Les axes d’amélioration, qui auraient pu nécessiter des mises en situation supplémentaires, et donc davantage de temps consacré à la formation :

  • La 3ème étape de la conversation, qui est restée floue pour certains.

  • La gestion des comportements de la part de participants posant problème durant la conversation.

Point d'attention
Faut-il vraiment prévoir 6 heures de formation ?

Il peut être difficile de convaincre de la nécessité d’une formation qui dure 6 heures. Or, si les personnes membres de l’EAP et de l’équipe projet n’en sont pas convaincues, il y a peu de chance qu’elles parviennent à mobiliser leur réseau pour que certaines de leur relations s’engagent dans la formation : « N’est-ce pas trop demander ? » diront certains.

Cette résistance peut être encore plus forte de la part de personnes qui connaissent la tradition ignatienne et pratiquent le dialogue contemplatif. En effet, comme la Conversation dans l’Esprit, le dialogue contemplatif comporte 3 étapes précédées d’un temps de réflexion personnelle. Il est clair que la pratique de l’animation du dialogue contemplatif facilite l’acquisition des savoir-faire nécessaires à la Conversation dans l’Esprit. Toutefois, le dialogue contemplatif n’a pas pour visée la construction d’un consensus, ce qui constitue une différence fondamentale entre les deux démarches.

Et pourtant, les témoignages des facilitateurs et facilitatrices mentionnés ci-dessus montrent que la durée de 6 heures était nécessaires. Ils sont aussi l'expression de la joie trouvée dans ces temps de formation, qui sont aussi des temps spirituels.

Alors pourquoi y a-t-il besoin de 6 heures au total ? C’est parce que :

  • Les manières de faire propres à la Conversation dans l’Esprit ne sont pas naturelles : principe de neutralité, poser un cadre et le rappeler, être ferme mais avec bienveillance... ; de plus, ce qui est proposé aux participants et aux participantes va à contre-courant des habitudes les plus courantes en réunion : des temps de silence, ne pas donner un point de vue ou une idée mais partager des expériences et des émotions, ne pas rebondir sur ce qui a été dit ni synthétiser...

  • Les formations reposent prioritairement sur des mises en situation au cours desquelles est vécue la dynamique de la Conversation dans l’Esprit.

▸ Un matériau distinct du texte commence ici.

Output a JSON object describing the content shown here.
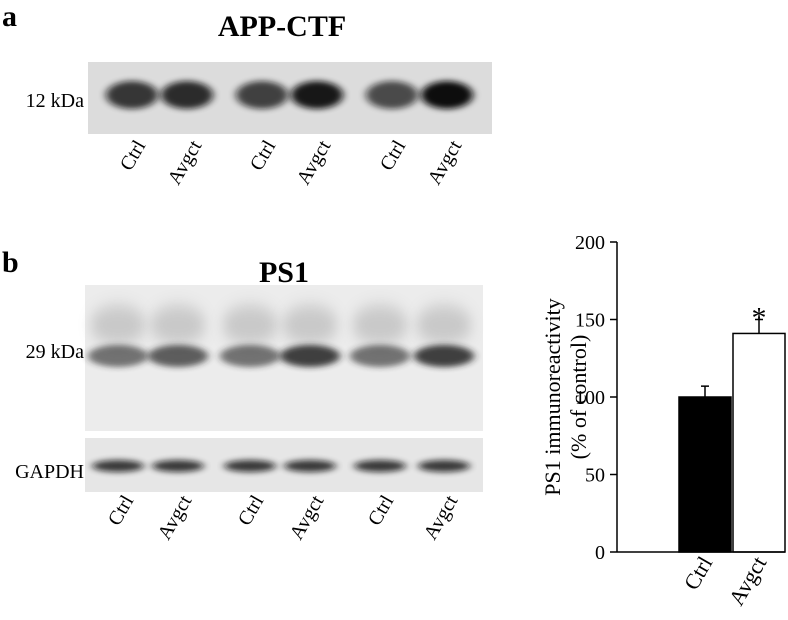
{
  "panel_a": {
    "label": "a",
    "title": "APP-CTF",
    "marker": "12 kDa",
    "lanes": [
      "Ctrl",
      "Avgct",
      "Ctrl",
      "Avgct",
      "Ctrl",
      "Avgct"
    ]
  },
  "panel_b": {
    "label": "b",
    "title": "PS1",
    "marker": "29 kDa",
    "loading_control": "GAPDH",
    "lanes": [
      "Ctrl",
      "Avgct",
      "Ctrl",
      "Avgct",
      "Ctrl",
      "Avgct"
    ]
  },
  "chart_data": {
    "type": "bar",
    "y_label": [
      "PS1 immunoreactivity",
      "(% of control)"
    ],
    "categories": [
      "Ctrl",
      "Avgct"
    ],
    "values": [
      100,
      141
    ],
    "errors": [
      7,
      9
    ],
    "colors": [
      "#000000",
      "#ffffff"
    ],
    "annotations": [
      null,
      "*"
    ],
    "ylim": [
      0,
      200
    ],
    "yticks": [
      0,
      50,
      100,
      150,
      200
    ]
  }
}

Et une mise en situation prend du temps, tout comme la Conversation dans l’Esprit prend du temps ;

  • Le 3ème temps de la Conversation dans l’Esprit a une logique très différente des 2 premiers ; il nécessite donc un apprentissage spécifique.

L'évaluation faite par les facilitateurs et les facilitatrices figurant ci-dessus conduirait même à envisager une formation un peu plus longue.

Si ce niveau d'exigence n'est pas tenu, le risque est de décridibiliser la démarche proposée par le Document final. Les membres de la communauté pourraient dire : " C'est comme avant ", faute d'avoir goûter la joie qu'il y a à se mettre en communauté à l'écoute de " ce que l'Esprit dit aux églises " (Ap. 2, 7).